2. A new palette for expressing presence. This will transform the way employees, team members, ad hoc groups, and other work colleagues interact in physical and digital settings. Brands, products, and other corporate objects will take on richer forms of presence that allow more interaction and improved relationships with consumers.
3. Emergent cooperation will become a distinct practice and an important work skill. Ad hoc cooperation and resource locating across remote work locations and sometimes with unknown employees, suppliers, partners, and other “friendly strangers” outside the organization will be recognized as important parts of work life.
4. Knowledge creation and sharing becomes manageable at the employee level. New media tools are mostly desktop tools that are easily distributed across the organization with few interoperability issues. They are inherently social media that stress individual participation in the public commons through social protocols that get developed over time by distinct communities. They balance individual ownership and creativity with larger public goods and reciprocity.
I just read an article in The Guardian about product and place placement in the new and upcoming (and much anticipated, given the long marketing runway) addition to the Bond franchise: Skyfall. The Skyfall's the limit, it proclaims.
It turns out the name's Tom, Tom Ford, as in the suits, or as a clever commenter remarked, Brand, James Brand. Although from the article it sounds more like Bond-ed, as another commenter offered. Now if it only were Armani... then again, it's a game of pretend.
You can already unlock the 007 in you at a vending machine thanks to Coca-Cola. It's so cool that I had to embed it here.
Entertainment and media still do the heavy lifting in shaping how we make buying decisions, now with the help of our tribe -- friends in the real world, and the people who are also watching and enjoying, or playing with us as it may be, at the time of our involvement.
Why? Because they make the experience fun and immersive, thus removing friction. Now, wouldn't it be great if we could engage our colleagues in serious play? If we started games not for the explicit purpose of just winning. Instead, what if the purpose were to continue playing to learn to play with boundaries, and generate time.
James P. Carse, in his seminal book about the distinction# wrote:
"Because infinite players prepare themselves to be surprised by the future, they play in complete openness as in vulnerability. It is not a matter of exposing one's unchanging identity, the true self that has always been, but a way of exposing one's ceaseless growth, the dynamic self that has yet to be.

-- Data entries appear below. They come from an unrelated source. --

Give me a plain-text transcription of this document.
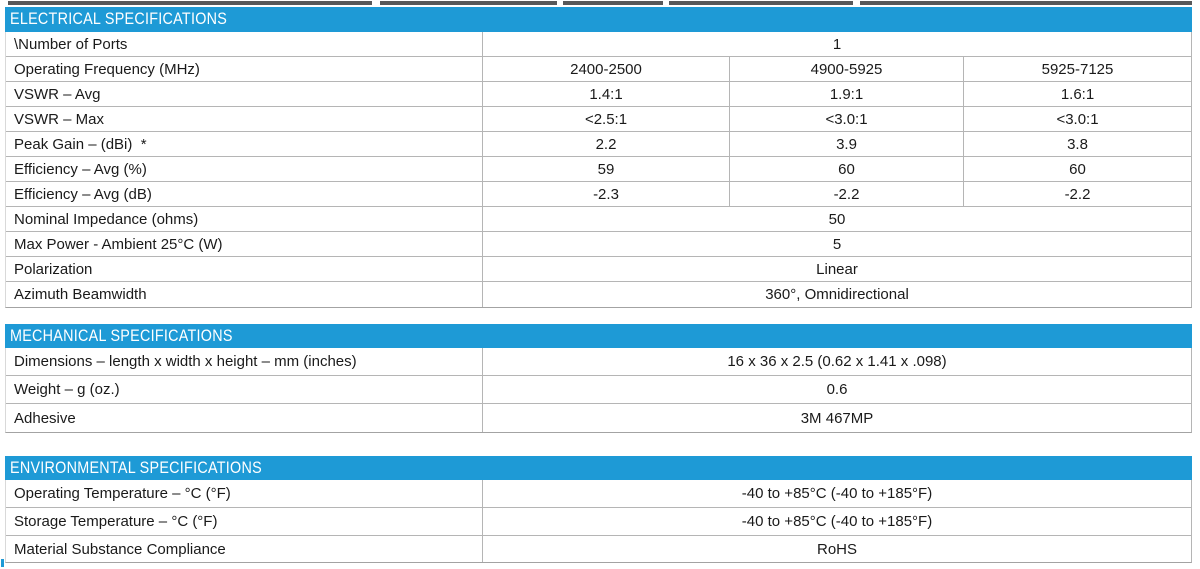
ELECTRICAL SPECIFICATIONS
\Number of Ports	1
Operating Frequency (MHz)	2400-2500	4900-5925	5925-7125
VSWR – Avg	1.4:1	1.9:1	1.6:1
VSWR – Max	<2.5:1	<3.0:1	<3.0:1
Peak Gain – (dBi)  *	2.2	3.9	3.8
Efficiency – Avg (%)	59	60	60
Efficiency – Avg (dB)	-2.3	-2.2	-2.2
Nominal Impedance (ohms)	50
Max Power - Ambient 25°C (W)	5
Polarization	Linear
Azimuth Beamwidth	360°, Omnidirectional
MECHANICAL SPECIFICATIONS
Dimensions – length x width x height – mm (inches)	16 x 36 x 2.5 (0.62 x 1.41 x .098)
Weight – g (oz.)	0.6
Adhesive	3M 467MP
ENVIRONMENTAL SPECIFICATIONS
Operating Temperature – °C (°F)	-40 to +85°C (-40 to +185°F)
Storage Temperature – °C (°F)	-40 to +85°C (-40 to +185°F)
Material Substance Compliance	RoHS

"Education leads toward a continuing self-discovery; training leads toward a final self-definition.
"Titles are given at the end of a play, names at the beginning. [...] Titles are abstractions; names are always concrete.
"Power is concerned with what has already happened; strength with what has yet to happen. [...] Power is finite in amount. Strength cannot be measured."
Wouldn't you want to work in that environment, especially knowing the kind of dilemmas we're facing in this age of transformation?